Purpose: In this study we examine the functionality of the EC869 CDI system in competing against other O157:H7 strains.
Methods: EC869 and target O157:H7 strain (EDL933) were co-inoculated in 10% TSB in a continuous culturing system with a volume deplacement rate of 30%/h. Both EC869 and the target strain were enumerated daily by plating to determine the growth in the mixed culture. A K12 strain expressing a plasmid-encoded CdiA chimera with the EC869 orphan 11 toxic tip was examined similarly.

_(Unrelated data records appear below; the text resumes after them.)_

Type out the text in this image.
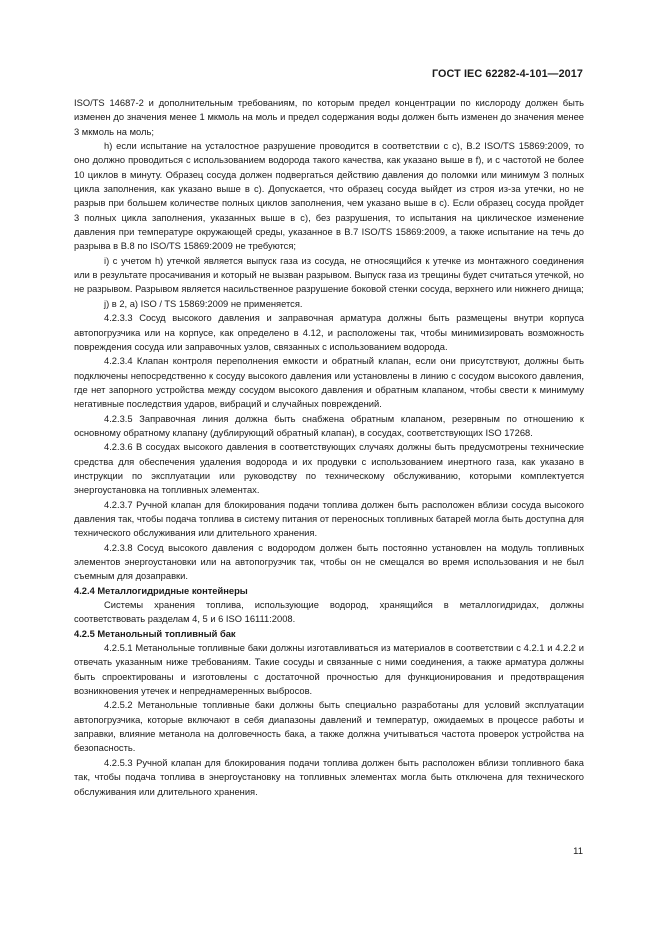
ГОСТ IEC 62282-4-101—2017

ISO/TS 14687-2 и дополнительным требованиям, по которым предел концентрации по кислороду должен быть изменен до значения менее 1 мкмоль на моль и предел содержания воды должен быть изменен до значения менее 3 мкмоль на моль;

h) если испытание на усталостное разрушение проводится в соответствии с c), B.2 ISO/TS 15869:2009, то оно должно проводиться с использованием водорода такого качества, как указано выше в f), и с частотой не более 10 циклов в минуту. Образец сосуда должен подвергаться действию давления до поломки или минимум 3 полных цикла заполнения, как указано выше в c). Допускается, что образец сосуда выйдет из строя из-за утечки, но не разрыв при большем количестве полных циклов заполнения, чем указано выше в c). Если образец сосуда пройдет 3 полных цикла заполнения, указанных выше в c), без разрушения, то испытания на циклическое изменение давления при температуре окружающей среды, указанное в B.7 ISO/TS 15869:2009, а также испытание на течь до разрыва в B.8 по ISO/TS 15869:2009 не требуются;

i) с учетом h) утечкой является выпуск газа из сосуда, не относящийся к утечке из монтажного соединения или в результате просачивания и который не вызван разрывом. Выпуск газа из трещины будет считаться утечкой, но не разрывом. Разрывом является насильственное разрушение боковой стенки сосуда, верхнего или нижнего днища;

j) в 2, а) ISO / TS 15869:2009 не применяется.

4.2.3.3 Сосуд высокого давления и заправочная арматура должны быть размещены внутри корпуса автопогрузчика или на корпусе, как определено в 4.12, и расположены так, чтобы минимизировать возможность повреждения сосуда или заправочных узлов, связанных с использованием водорода.

4.2.3.4 Клапан контроля переполнения емкости и обратный клапан, если они присутствуют, должны быть подключены непосредственно к сосуду высокого давления или установлены в линию с сосудом высокого давления, где нет запорного устройства между сосудом высокого давления и обратным клапаном, чтобы свести к минимуму негативные последствия ударов, вибраций и случайных повреждений.

4.2.3.5 Заправочная линия должна быть снабжена обратным клапаном, резервным по отношению к основному обратному клапану (дублирующий обратный клапан), в сосудах, соответствующих ISO 17268.

4.2.3.6 В сосудах высокого давления в соответствующих случаях должны быть предусмотрены технические средства для обеспечения удаления водорода и их продувки с использованием инертного газа, как указано в инструкции по эксплуатации или руководству по техническому обслуживанию, которыми комплектуется энергоустановка на топливных элементах.

4.2.3.7 Ручной клапан для блокирования подачи топлива должен быть расположен вблизи сосуда высокого давления так, чтобы подача топлива в систему питания от переносных топливных батарей могла быть доступна для технического обслуживания или длительного хранения.

4.2.3.8 Сосуд высокого давления с водородом должен быть постоянно установлен на модуль топливных элементов энергоустановки или на автопогрузчик так, чтобы он не смещался во время использования и не был съемным для дозаправки.

4.2.4 Металлогидридные контейнеры

Системы хранения топлива, использующие водород, хранящийся в металлогидридах, должны соответствовать разделам 4, 5 и 6 ISO 16111:2008.

4.2.5 Метанольный топливный бак

4.2.5.1 Метанольные топливные баки должны изготавливаться из материалов в соответствии с 4.2.1 и 4.2.2 и отвечать указанным ниже требованиям. Такие сосуды и связанные с ними соединения, а также арматура должны быть спроектированы и изготовлены с достаточной прочностью для функционирования и предотвращения возникновения утечек и непреднамеренных выбросов.

4.2.5.2 Метанольные топливные баки должны быть специально разработаны для условий эксплуатации автопогрузчика, которые включают в себя диапазоны давлений и температур, ожидаемых в процессе работы и заправки, влияние метанола на долговечность бака, а также должна учитываться частота проверок устройства на безопасность.

4.2.5.3 Ручной клапан для блокирования подачи топлива должен быть расположен вблизи топливного бака так, чтобы подача топлива в энергоустановку на топливных элементах могла быть отключена для технического обслуживания или длительного хранения.

11
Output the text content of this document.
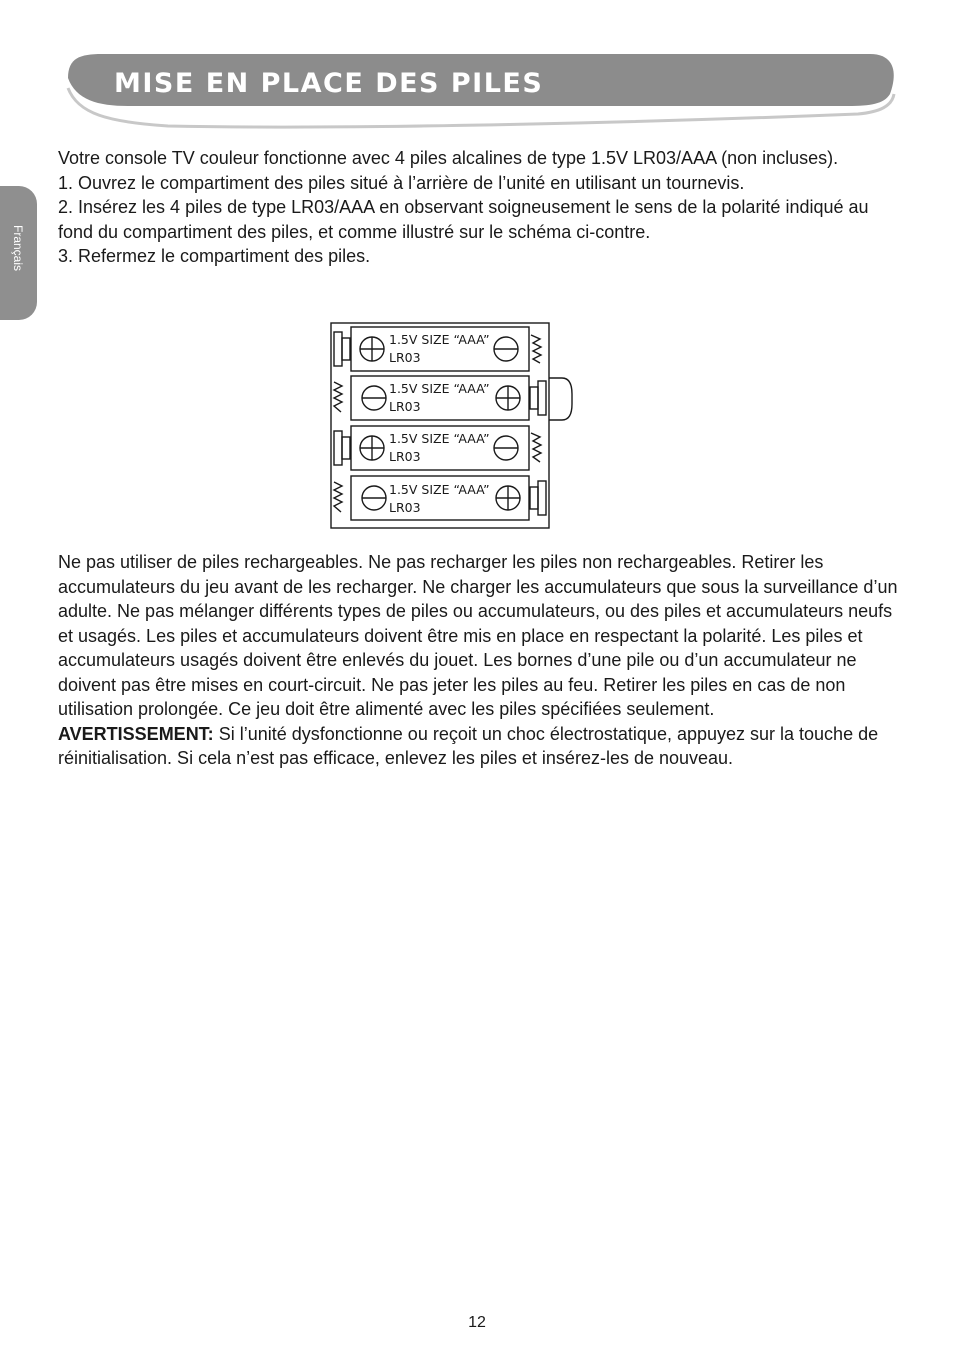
MISE EN PLACE DES PILES
Français

Votre console TV couleur fonctionne avec 4 piles alcalines de type 1.5V LR03/AAA (non incluses).

1. Ouvrez le compartiment des piles situé à l’arrière de l’unité en utilisant un tournevis.

2. Insérez les 4 piles de type LR03/AAA en observant soigneusement le sens de la polarité indiqué au fond du compartiment des piles, et comme illustré sur le schéma ci-contre.

3. Refermez le compartiment des piles.

1.5V SIZE “AAA”
LR03
1.5V SIZE “AAA”
LR03
1.5V SIZE “AAA”
LR03
1.5V SIZE “AAA”
LR03

Ne pas utiliser de piles rechargeables. Ne pas recharger les piles non rechargeables. Retirer les accumulateurs du jeu avant de les recharger. Ne charger les accumulateurs que sous la surveillance d’un adulte. Ne pas mélanger différents types de piles ou accumulateurs, ou des piles et accumulateurs neufs et usagés. Les piles et accumulateurs doivent être mis en place en respectant la polarité. Les piles et accumulateurs usagés doivent être enlevés du jouet. Les bornes d’une pile ou d’un accumulateur ne doivent pas être mises en court-circuit. Ne pas jeter les piles au feu. Retirer les piles en cas de non utilisation prolongée. Ce jeu doit être alimenté avec les piles spécifiées seulement.

AVERTISSEMENT: Si l’unité dysfonctionne ou reçoit un choc électrostatique, appuyez sur la touche de réinitialisation. Si cela n’est pas efficace, enlevez les piles et insérez-les de nouveau.

12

Results: Co-culturing with EC869 resulted in strong growth inhibition of the targeted O157:H7 strain. After 24 h of co-culturing, the presentation of the targeted O157:H7 in the mixed culture was reduced from 50% to 11%, and to less than 2% after 48 h incubation. Similar inhibition of growth was observed when a K12 strains was targeted. E. coli K12 strain carrying the cloned chimera CDI system strongly inhibited the growth of K12 target strains, reducing the growth of K12 target strain by more than 3 log units after 2 h exposure. However, no inhibition to the growth of O157:H7 target strain was observed, suggesting different orphan peptides may be required for the growth inhibition of O157:H7.
Significance: The CDI system of EC869 confers the host strain significant advantage in competition with other microorganisms, including other E. coli O157:H7 strains. The CDI system could be further explored for "curing" O157:H7 from the animal reservoir.